The key insight is that mathematical proof discovery admits two complementary framings:
-
Proof as Planning (OpenProver/Aletheia): A strategic agent coordinates exploration of a large, uncertain space, maintaining persistent context and delegating tasks.
-
Proof as Search (UlamAI): A search algorithm explores a well-defined state space (proof states), using LLMs as heuristic evaluators and move generators.
Neither is strictly better. Planning excels at the macro level (choosing proof strategies, decomposing problems, consulting literature). Search excels at the micro level (finding the right tactic sequence to close a specific goal).
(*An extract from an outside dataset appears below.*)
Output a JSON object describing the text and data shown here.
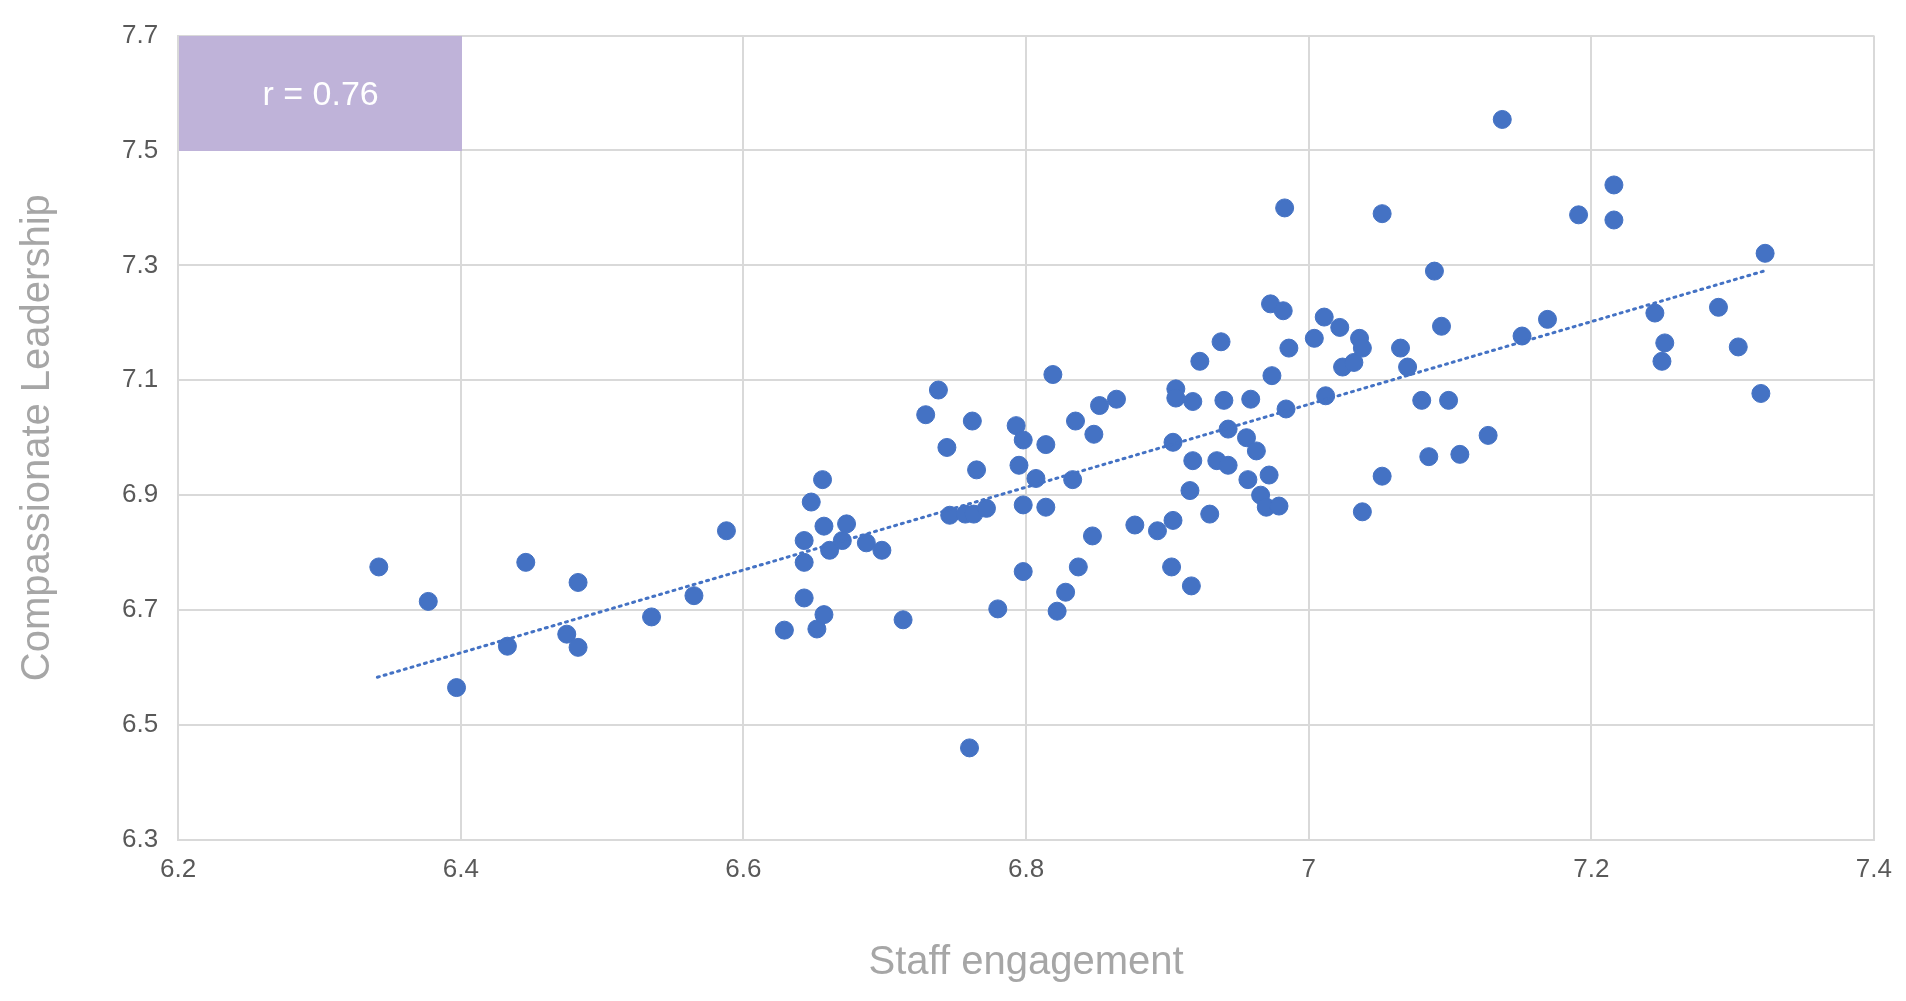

UlamAI's dual-track architecture (Lean search + TeX planner) acknowledges this duality — the formal track uses search, the informal track uses planning.
For the broader harness systems taxonomy, UlamAI's benchmark infrastructure is particularly significant. The parity gate system, inference profiles, campaign scripts, and cross-report comparison tools represent a level of engineering discipline around evaluation that most research tools lack. This makes UlamAI not just a prover but a platform for systematic evaluation of AI-driven mathematical reasoning.
The planned SFT → value model → RL progression (v0.3 → v0.5) also positions UlamAI as a future bridge between harness systems and evolutionary/self-improving systems. Once the system can train on its own traces, it begins to exhibit the self-reinforcing dynamics that characterize the most impactful AI research systems.